You can modify many quantization algorithms to pick number of clusters until certain quality is satisfied, e.g. in Median Cut and Linde–Buzo–Gray you can simply stop subdividing space when you reach your quality limit. It won't be guarantee that it's global minimum (that is NP-hard), but in LBG you'll at least know you're at local minimum.
Here's an idea how I'd go about this - unfortunately this will probably need a lot of memory and be very slow:
You create a 256x256x256 cubic data structure that contains a counter and a "neighbors" list of colors. For every unique color that you find in your image you increase the counter of each cell which is within the radius of a sphere around that color. The radius of the sphere is the maximum acceptable distance that you have defined originally. You also add the color to the neighbors list of each cell.

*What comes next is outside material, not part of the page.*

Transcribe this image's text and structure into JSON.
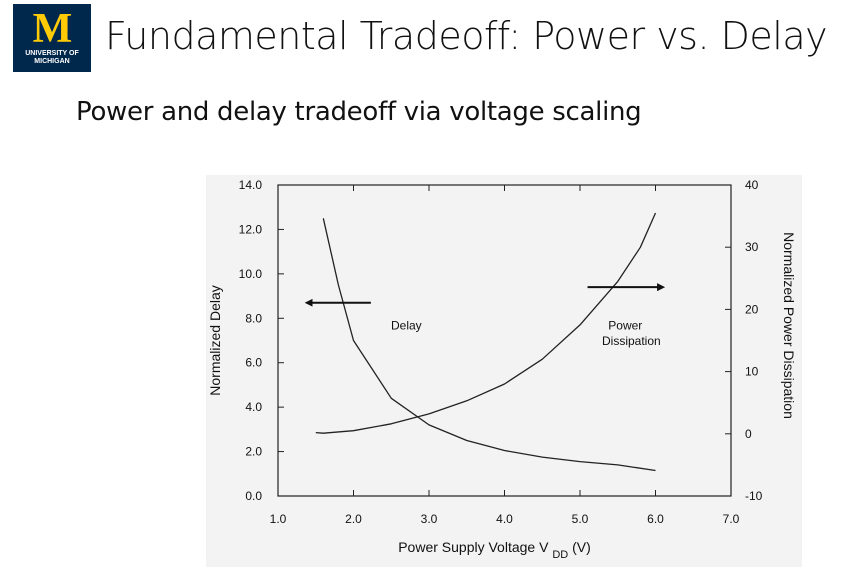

Once you have added all unique colors you loop through the cube and find the cell with the maximum counter value. Add this color to your result list. Now loop through your cube again and remove this color and all colors that are in the neighbors list of that color from all cells and decrease each cell's counter whenever you remove a color. Then repeat searching for the maximum counter and removing until no more colors are in the cube.
Alternatively once could also add the same color multiple times if it occurs more often in the image. Not sure if that would improve the visual result.